Thursday, 12 July 2007

Making a Pig's Ear of Mobile Internet

It is interesting to see how the operators are approaching opening the mobile web.

T-Mobile started the ball rolling with web'n'walk way back in late 2005 and really did not get the credit it deserved. It was the first all you can eat bundle for open mobile data and for early adopters it was nirvana. Unfortunately, by trying to put a destination site in as the home page, the message became blurred and users were presented with an operator portal under another name as the home page. Really a case of a missed opportunity. T-Mobile was a case of having honourable intentions and open technology but poor promotional execution.

Vodafone by contrast has just launched its (nearly) unlimited web surfing package* with a (mangled) ability to view internet pages, but has done so with an impeccable marketing campaign that shows that from a marketing perspective the operator appears to 'get it'. The technology bugbears I hope are just that, rather than, as I suspect, really an attempt to put and keep Vodafone at the centre of the advertising value chain albeit at the expense of user experience.

T-Mobile had the best proposition but could not get the message across; Vodafone has the communication down but has compromised user experience at many levels.

On the sidelines with a much smaller user base is Three; definitely the people's champion. As good as T-Mobile but with the ability to communicate why people will use the unlimited bundles, rather than just to view what is in their portal. Thus Three, through its X-Series, highlight all of the cool apps and services that you may desire before they plug their own content. A mature view and one that all operators need to adopt if they have any reasonable expectations that they will retain part of the audience attention.

In three years I would guess that only one or two operators will retain any kind of audience in their own portals.

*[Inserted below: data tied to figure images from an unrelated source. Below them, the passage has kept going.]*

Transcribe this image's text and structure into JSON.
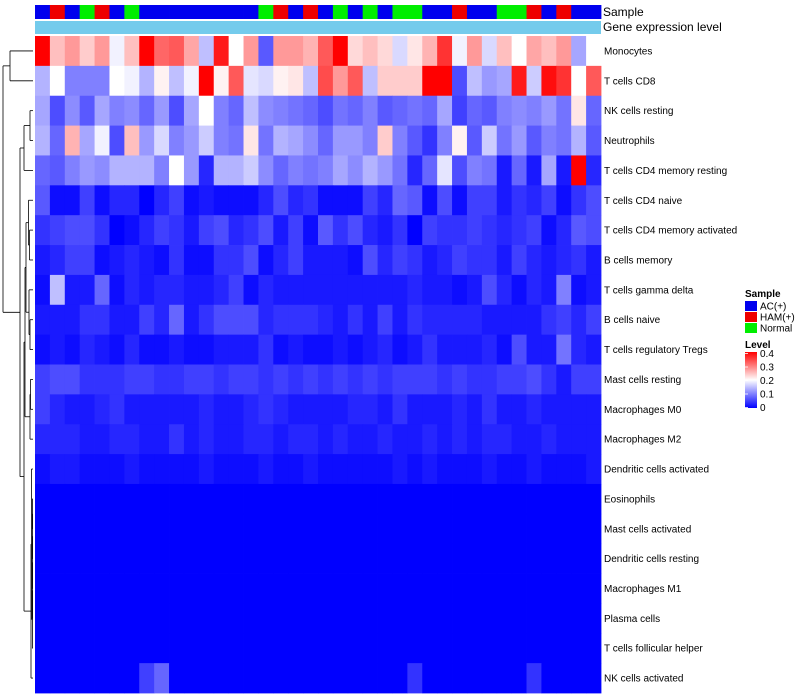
{
  "chart_data": {
    "type": "heatmap",
    "annotation_labels": [
      "Sample",
      "Gene expression level"
    ],
    "sample_groups": [
      "A",
      "H",
      "A",
      "N",
      "H",
      "A",
      "N",
      "A",
      "A",
      "A",
      "A",
      "A",
      "A",
      "A",
      "A",
      "N",
      "H",
      "A",
      "H",
      "A",
      "N",
      "A",
      "N",
      "A",
      "N",
      "N",
      "A",
      "A",
      "H",
      "A",
      "A",
      "N",
      "N",
      "H",
      "A",
      "H",
      "A",
      "A"
    ],
    "rows": [
      "Monocytes",
      "T cells CD8",
      "NK cells resting",
      "Neutrophils",
      "T cells CD4 memory resting",
      "T cells CD4 naive",
      "T cells CD4 memory activated",
      "B cells memory",
      "T cells gamma delta",
      "B cells naive",
      "T cells regulatory  Tregs",
      "Mast cells resting",
      "Macrophages M0",
      "Macrophages M2",
      "Dendritic cells activated",
      "Eosinophils",
      "Mast cells activated",
      "Dendritic cells resting",
      "Macrophages M1",
      "Plasma cells",
      "T cells follicular helper",
      "NK cells activated"
    ],
    "values": [
      [
        0.4,
        0.25,
        0.28,
        0.24,
        0.28,
        0.19,
        0.25,
        0.4,
        0.32,
        0.33,
        0.27,
        0.15,
        0.38,
        0.2,
        0.28,
        0.07,
        0.28,
        0.28,
        0.26,
        0.33,
        0.4,
        0.23,
        0.25,
        0.23,
        0.17,
        0.22,
        0.26,
        0.36,
        0.19,
        0.28,
        0.17,
        0.25,
        0.2,
        0.27,
        0.25,
        0.28,
        0.13,
        0.2
      ],
      [
        0.14,
        0.2,
        0.1,
        0.1,
        0.1,
        0.2,
        0.19,
        0.14,
        0.21,
        0.15,
        0.19,
        0.41,
        0.21,
        0.33,
        0.18,
        0.17,
        0.21,
        0.22,
        0.15,
        0.34,
        0.28,
        0.33,
        0.15,
        0.24,
        0.24,
        0.24,
        0.4,
        0.4,
        0.06,
        0.15,
        0.12,
        0.13,
        0.38,
        0.16,
        0.39,
        0.36,
        0.2,
        0.33
      ],
      [
        0.13,
        0.06,
        0.11,
        0.07,
        0.13,
        0.1,
        0.11,
        0.08,
        0.12,
        0.06,
        0.13,
        0.2,
        0.1,
        0.08,
        0.15,
        0.11,
        0.1,
        0.09,
        0.08,
        0.06,
        0.09,
        0.08,
        0.1,
        0.07,
        0.08,
        0.09,
        0.08,
        0.13,
        0.05,
        0.08,
        0.07,
        0.1,
        0.11,
        0.1,
        0.12,
        0.09,
        0.22,
        0.08
      ],
      [
        0.14,
        0.08,
        0.26,
        0.13,
        0.19,
        0.06,
        0.25,
        0.12,
        0.17,
        0.1,
        0.12,
        0.16,
        0.1,
        0.09,
        0.22,
        0.09,
        0.14,
        0.13,
        0.11,
        0.08,
        0.12,
        0.12,
        0.1,
        0.24,
        0.1,
        0.07,
        0.04,
        0.1,
        0.21,
        0.07,
        0.16,
        0.09,
        0.12,
        0.07,
        0.1,
        0.09,
        0.14,
        0.07
      ],
      [
        0.08,
        0.07,
        0.1,
        0.12,
        0.11,
        0.14,
        0.14,
        0.14,
        0.1,
        0.2,
        0.12,
        0.03,
        0.14,
        0.14,
        0.16,
        0.11,
        0.08,
        0.1,
        0.09,
        0.1,
        0.13,
        0.11,
        0.14,
        0.12,
        0.09,
        0.03,
        0.08,
        0.18,
        0.06,
        0.1,
        0.09,
        0.02,
        0.08,
        0.02,
        0.13,
        0.02,
        0.4,
        0.03
      ],
      [
        0.07,
        0.01,
        0.01,
        0.05,
        0.01,
        0.03,
        0.03,
        0.0,
        0.03,
        0.05,
        0.01,
        0.02,
        0.01,
        0.01,
        0.01,
        0.03,
        0.06,
        0.03,
        0.04,
        0.01,
        0.01,
        0.01,
        0.05,
        0.03,
        0.08,
        0.07,
        0.01,
        0.06,
        0.01,
        0.05,
        0.05,
        0.02,
        0.04,
        0.03,
        0.05,
        0.01,
        0.04,
        0.06
      ],
      [
        0.04,
        0.05,
        0.06,
        0.06,
        0.04,
        0.0,
        0.01,
        0.03,
        0.05,
        0.04,
        0.02,
        0.05,
        0.06,
        0.03,
        0.04,
        0.06,
        0.02,
        0.05,
        0.01,
        0.07,
        0.04,
        0.06,
        0.03,
        0.02,
        0.04,
        0.0,
        0.05,
        0.04,
        0.04,
        0.05,
        0.04,
        0.03,
        0.04,
        0.05,
        0.01,
        0.03,
        0.07,
        0.06
      ],
      [
        0.02,
        0.03,
        0.05,
        0.05,
        0.01,
        0.02,
        0.03,
        0.02,
        0.01,
        0.04,
        0.01,
        0.01,
        0.04,
        0.04,
        0.06,
        0.01,
        0.03,
        0.05,
        0.02,
        0.02,
        0.02,
        0.01,
        0.06,
        0.03,
        0.05,
        0.04,
        0.02,
        0.03,
        0.05,
        0.04,
        0.04,
        0.02,
        0.05,
        0.03,
        0.02,
        0.03,
        0.04,
        0.02
      ],
      [
        0.01,
        0.15,
        0.02,
        0.02,
        0.08,
        0.01,
        0.03,
        0.02,
        0.03,
        0.03,
        0.02,
        0.02,
        0.03,
        0.05,
        0.01,
        0.03,
        0.02,
        0.02,
        0.02,
        0.02,
        0.02,
        0.02,
        0.02,
        0.02,
        0.02,
        0.03,
        0.02,
        0.02,
        0.01,
        0.02,
        0.06,
        0.03,
        0.01,
        0.03,
        0.02,
        0.1,
        0.01,
        0.02
      ],
      [
        0.02,
        0.02,
        0.02,
        0.04,
        0.04,
        0.02,
        0.02,
        0.05,
        0.03,
        0.08,
        0.02,
        0.04,
        0.06,
        0.06,
        0.06,
        0.03,
        0.04,
        0.04,
        0.04,
        0.03,
        0.02,
        0.04,
        0.02,
        0.05,
        0.02,
        0.04,
        0.03,
        0.03,
        0.03,
        0.03,
        0.02,
        0.02,
        0.02,
        0.02,
        0.04,
        0.05,
        0.03,
        0.05
      ],
      [
        0.01,
        0.02,
        0.01,
        0.03,
        0.02,
        0.01,
        0.03,
        0.01,
        0.01,
        0.02,
        0.01,
        0.01,
        0.02,
        0.02,
        0.02,
        0.04,
        0.01,
        0.02,
        0.01,
        0.01,
        0.02,
        0.01,
        0.02,
        0.03,
        0.01,
        0.02,
        0.04,
        0.02,
        0.02,
        0.02,
        0.03,
        0.01,
        0.06,
        0.02,
        0.02,
        0.09,
        0.03,
        0.02
      ],
      [
        0.05,
        0.06,
        0.06,
        0.04,
        0.04,
        0.04,
        0.05,
        0.05,
        0.04,
        0.04,
        0.05,
        0.05,
        0.04,
        0.05,
        0.05,
        0.04,
        0.05,
        0.04,
        0.05,
        0.04,
        0.05,
        0.04,
        0.05,
        0.04,
        0.05,
        0.05,
        0.05,
        0.04,
        0.05,
        0.04,
        0.04,
        0.05,
        0.05,
        0.06,
        0.04,
        0.02,
        0.05,
        0.05
      ],
      [
        0.05,
        0.03,
        0.02,
        0.02,
        0.03,
        0.04,
        0.02,
        0.02,
        0.02,
        0.02,
        0.02,
        0.03,
        0.02,
        0.02,
        0.03,
        0.04,
        0.03,
        0.02,
        0.02,
        0.02,
        0.02,
        0.03,
        0.03,
        0.02,
        0.04,
        0.02,
        0.02,
        0.02,
        0.03,
        0.02,
        0.04,
        0.02,
        0.02,
        0.03,
        0.02,
        0.02,
        0.02,
        0.02
      ],
      [
        0.03,
        0.03,
        0.03,
        0.02,
        0.02,
        0.03,
        0.03,
        0.02,
        0.02,
        0.04,
        0.02,
        0.03,
        0.02,
        0.02,
        0.03,
        0.03,
        0.02,
        0.03,
        0.03,
        0.02,
        0.03,
        0.02,
        0.02,
        0.03,
        0.02,
        0.02,
        0.03,
        0.02,
        0.03,
        0.02,
        0.03,
        0.03,
        0.02,
        0.02,
        0.03,
        0.02,
        0.02,
        0.02
      ],
      [
        0.01,
        0.02,
        0.02,
        0.01,
        0.01,
        0.01,
        0.02,
        0.01,
        0.01,
        0.01,
        0.01,
        0.02,
        0.01,
        0.01,
        0.01,
        0.02,
        0.01,
        0.01,
        0.02,
        0.01,
        0.01,
        0.01,
        0.01,
        0.01,
        0.02,
        0.01,
        0.02,
        0.01,
        0.01,
        0.01,
        0.02,
        0.01,
        0.01,
        0.02,
        0.01,
        0.01,
        0.01,
        0.02
      ],
      [
        0,
        0,
        0,
        0,
        0,
        0,
        0,
        0,
        0,
        0,
        0,
        0,
        0,
        0,
        0,
        0,
        0,
        0,
        0,
        0,
        0,
        0,
        0,
        0,
        0,
        0,
        0,
        0,
        0,
        0,
        0,
        0,
        0,
        0,
        0,
        0,
        0,
        0
      ],
      [
        0,
        0,
        0,
        0,
        0,
        0,
        0,
        0,
        0,
        0,
        0,
        0,
        0,
        0,
        0,
        0,
        0,
        0,
        0,
        0,
        0,
        0,
        0,
        0,
        0,
        0,
        0,
        0,
        0,
        0,
        0,
        0,
        0,
        0,
        0,
        0,
        0,
        0
      ],
      [
        0,
        0,
        0,
        0,
        0,
        0,
        0,
        0,
        0,
        0,
        0,
        0,
        0,
        0,
        0,
        0,
        0,
        0,
        0,
        0,
        0,
        0,
        0,
        0,
        0,
        0,
        0,
        0,
        0,
        0,
        0,
        0,
        0,
        0,
        0,
        0,
        0,
        0
      ],
      [
        0,
        0,
        0,
        0,
        0,
        0,
        0,
        0,
        0,
        0,
        0,
        0,
        0,
        0,
        0,
        0,
        0,
        0,
        0,
        0,
        0,
        0,
        0,
        0,
        0,
        0,
        0,
        0,
        0,
        0,
        0,
        0,
        0,
        0,
        0,
        0,
        0,
        0
      ],
      [
        0,
        0,
        0,
        0,
        0,
        0,
        0,
        0,
        0,
        0,
        0,
        0,
        0,
        0,
        0,
        0,
        0,
        0,
        0,
        0,
        0,
        0,
        0,
        0,
        0,
        0,
        0,
        0,
        0,
        0,
        0,
        0,
        0,
        0,
        0,
        0,
        0,
        0
      ],
      [
        0,
        0,
        0,
        0,
        0,
        0,
        0,
        0,
        0,
        0,
        0,
        0,
        0,
        0,
        0,
        0,
        0,
        0,
        0,
        0,
        0,
        0,
        0,
        0,
        0,
        0,
        0,
        0,
        0,
        0,
        0,
        0,
        0,
        0,
        0,
        0,
        0,
        0
      ],
      [
        0,
        0,
        0,
        0,
        0,
        0,
        0,
        0.05,
        0.08,
        0,
        0,
        0,
        0,
        0,
        0,
        0,
        0,
        0,
        0,
        0,
        0,
        0,
        0,
        0,
        0,
        0.04,
        0,
        0,
        0,
        0,
        0,
        0,
        0,
        0.04,
        0,
        0,
        0,
        0
      ]
    ],
    "color_scale": {
      "low": "#0000ff",
      "mid": "#ffffff",
      "high": "#ff0000",
      "domain": [
        0,
        0.2,
        0.4
      ]
    },
    "legends": {
      "sample": {
        "title": "Sample",
        "entries": [
          {
            "code": "A",
            "label": "AC(+)",
            "color": "#0000ee"
          },
          {
            "code": "H",
            "label": "HAM(+)",
            "color": "#ee0000"
          },
          {
            "code": "N",
            "label": "Normal",
            "color": "#00ee00"
          }
        ]
      },
      "level": {
        "title": "Level",
        "ticks": [
          "0.4",
          "0.3",
          "0.2",
          "0.1",
          "0"
        ]
      }
    },
    "expression_bar_color": "#74cbec"
  }
}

The others will be abandoned and these operators will function as a kind of boosted ISP.

* read all exceptions at www.vodafone.com

Tuesday, 10 July 2007

Factoids from White City

A small titbit from a couple of different sources which should convince all publishers of the coming of the mobile internet.

The BBC - for whom I have a lot of admiration, continually pushing the envelope and investing in forthcoming technologies - has divulged a couple of interesting facts from the White City fortress.

Fact One: the BBC estimates that 20% of its total new media unique users access their content from mobile only and no other source.

Fact Two: forecast charts within the BBC with a three year time horizon are showing total page impressions from the mobile internet surpassing that of the fixed internet.

I find both a little mind boggling but incredibly illuminating. Reflecting on them confirms the fact that mobile is becoming an incredibly powerful mass media.

Monday, 9 July 2007

Orange Application Shop - chapeau!

Orange has its application shop up and running after a long period in the think tank. It is the brainchild of the team behind the Partner Programme and has much merit. The team pledges to provide a meaningful interface into the Orange organisation (for any partner which signs up to their programme - which is free and pain-free so do not be put off).

For those that have not worked within an operator, it is worth pointing out that this is a tremendously difficult programme to get off of the ground. It has a lot of doubters: from the front-end marketers who see it as an unnecessary extravangance eating into their budget; to the voice marketing team who think encouraging small, predominantly data services, is a frippery; to the product management team who nervously view innovation as complicating already complicated lives.

The shop is to be run by Cellmania who run T-Mobile's application download service in the US amongst others and have ample experience in delivering something of the required quality.

This is great effort - delivered in the context of an operator where many are sceptical that mobile data services shall ever take off. Congratulations to the team and sincere best wishes that this has continued success for the providers involved.